“Snello e forte, efficiente e moderno, attento alla ricerca e più attento all’architettura.” Queste le parole di apertura di un recente articolo di “La Repubblica”, sul nuovo sistema museale italiano concepito dal Ministro Franchini. “L’obiettivo è valorizzare il grande patrimonio culturale del nostro paese, parola del ministro che l’ha ideata e presentata… Musei come “miniere d’oro” che ancora non abbiamo saputo sfruttare.”
Il documento è quasi fantascientifico in un’Italia come quella di oggi, che è solo caratterizzata o da emergenze, o da eventi eccezionali. La parola d’ordine che sembra regnare nelle nostre Soprintendenze è: “Bilancio zero” e gli incarichi assegnati a singole persone sono spesso molteplici. Immediato è il trasferimento di questi concetti e progetti nazionali al nostro caso elbano e trovarci tutti d’accordo che i nostri principali musei non sono valorizzati né apprezzati.

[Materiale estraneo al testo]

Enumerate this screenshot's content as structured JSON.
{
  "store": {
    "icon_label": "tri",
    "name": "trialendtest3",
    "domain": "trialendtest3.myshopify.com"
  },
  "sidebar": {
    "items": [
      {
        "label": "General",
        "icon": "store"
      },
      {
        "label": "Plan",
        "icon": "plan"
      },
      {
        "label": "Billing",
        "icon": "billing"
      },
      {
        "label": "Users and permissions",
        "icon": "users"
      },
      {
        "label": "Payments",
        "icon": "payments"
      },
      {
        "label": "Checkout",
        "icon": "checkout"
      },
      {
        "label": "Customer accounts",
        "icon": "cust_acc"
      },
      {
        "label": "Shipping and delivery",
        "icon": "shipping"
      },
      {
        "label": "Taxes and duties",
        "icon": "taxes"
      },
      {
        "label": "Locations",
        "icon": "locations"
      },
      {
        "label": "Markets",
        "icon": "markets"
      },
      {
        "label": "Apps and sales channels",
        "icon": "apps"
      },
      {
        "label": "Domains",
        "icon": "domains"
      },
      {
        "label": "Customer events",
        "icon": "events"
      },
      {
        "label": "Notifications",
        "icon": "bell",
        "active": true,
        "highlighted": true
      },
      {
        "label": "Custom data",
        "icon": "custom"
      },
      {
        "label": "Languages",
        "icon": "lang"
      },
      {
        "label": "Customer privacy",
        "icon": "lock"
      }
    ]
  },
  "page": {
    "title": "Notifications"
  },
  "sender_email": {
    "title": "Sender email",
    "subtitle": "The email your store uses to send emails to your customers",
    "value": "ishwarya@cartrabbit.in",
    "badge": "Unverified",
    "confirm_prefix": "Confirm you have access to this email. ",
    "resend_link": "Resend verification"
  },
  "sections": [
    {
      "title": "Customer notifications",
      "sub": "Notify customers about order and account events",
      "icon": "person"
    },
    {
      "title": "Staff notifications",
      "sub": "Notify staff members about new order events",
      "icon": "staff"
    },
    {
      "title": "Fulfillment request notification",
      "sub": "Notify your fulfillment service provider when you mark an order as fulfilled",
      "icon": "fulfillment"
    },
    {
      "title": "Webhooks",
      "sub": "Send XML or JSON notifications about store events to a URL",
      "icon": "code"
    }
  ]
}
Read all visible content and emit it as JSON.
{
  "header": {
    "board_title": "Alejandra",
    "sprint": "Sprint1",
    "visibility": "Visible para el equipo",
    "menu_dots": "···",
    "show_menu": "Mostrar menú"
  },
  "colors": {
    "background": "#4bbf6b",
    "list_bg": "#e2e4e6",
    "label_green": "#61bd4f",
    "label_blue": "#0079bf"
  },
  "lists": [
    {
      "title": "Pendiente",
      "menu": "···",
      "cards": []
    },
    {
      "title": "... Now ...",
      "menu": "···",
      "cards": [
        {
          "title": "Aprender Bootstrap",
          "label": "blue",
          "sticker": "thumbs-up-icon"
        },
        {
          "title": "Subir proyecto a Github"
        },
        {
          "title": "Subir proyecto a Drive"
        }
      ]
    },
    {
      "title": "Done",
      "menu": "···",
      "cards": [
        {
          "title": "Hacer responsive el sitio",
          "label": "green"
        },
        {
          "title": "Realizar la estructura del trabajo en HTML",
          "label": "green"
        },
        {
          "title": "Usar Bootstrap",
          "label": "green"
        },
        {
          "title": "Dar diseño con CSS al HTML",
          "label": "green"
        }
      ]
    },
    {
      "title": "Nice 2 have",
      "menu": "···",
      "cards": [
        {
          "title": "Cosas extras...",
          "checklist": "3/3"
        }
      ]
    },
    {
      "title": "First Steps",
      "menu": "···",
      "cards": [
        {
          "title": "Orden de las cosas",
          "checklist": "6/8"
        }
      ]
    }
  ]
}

Se si pensa all’esposizione di materiale, il pensiero corre velocemente alla nostra Pinacoteca più importante, di chiaro ruolo primario nella cultura e storia dei luoghi, che comprende un vasto percorso nazionale e internazionale. Quando è stato fatto l’ultimo censimento del materiale che abbiamo a disposizione? Nonostante questo sia un compito ovvio, previsto da ogni regolamento all’interno di qualsiasi attività o ufficio, questo aspetto appare talmente “strano”, da far apparire un furto vero e proprio come una “disattenzione”. Invitata ieri alla solenne e commovente cerimonia di riconsegna da parte delle forze dei Carabinieri di tavole del XIV Secolo al legittimo proprietario, il Museo di San Matteo di Pisa, appare che non esistono veri colpevoli. Tra queste tavole, una di esse, la “Madonna Addolorata” di Quinten Metsys, vale da sola 2,8 milioni.
Chi conosce veramente l’importanza delle tele della nostra Pinacoteca inserite in un contesto nazionale e internazionale? Chi sa che, per far posto al quadro commemorativo del nostro grande amico e artista Luciano Regoli sono state messi in deposito quadri della collezione Foresi? Chi decide alla nostra Pinacoteca le sorti del nostro futuro? Esiste una sala bellissima da poco rinnovata, gioiello di Portoferraio, frequentatissima da tutta la popolazione locale, amministratori, ospiti, turisti: la sala Nello Santi. Perché non si è sfruttata una tale sala per Luciano, tra l’altro con pareti ben più ampie e spaziose?
Il passo è breve, e quindi, come non pensare alle star dei nostri musei, le Residenze Napoleoniche. La splendida Galleria Demidoff è spesso vuota, i mobili dei Mulini non sono considerati dalla Soprintendenza di valore, i giardini di entrambe le Residenze sono nello stato che conosciamo.
Un ultimo pensiero corre veloce all’immagine del “sistema museale elbano”. Quale, direte voi? Certo, non esiste, esistono musei singoli, con poche connessioni tra loro, con eventi divisi e diversi. In Italia sta per nascere una “direzione generale dei musei”. Ce la faremo anche noi?
Inoltre, la cartellonistica è solo uno dei tasselli minori di un sistema di indicazioni utili. Il percorso museale inizia dalle scuole, dal porto, dai centri cittadini, dall’accoglienza e dall’invito implicito dei nostri centri storici che dovrebbero emotivamente e praticamente indirizzare i visitatori a quei luoghi deputati alla conservazione e valorizzazione del nostro patrimonio.
Franceschini ha chiamato i musei “miniere d’oro” che non abbiamo saputo sfruttare. Di chi sta parlando? Dell’Elba?!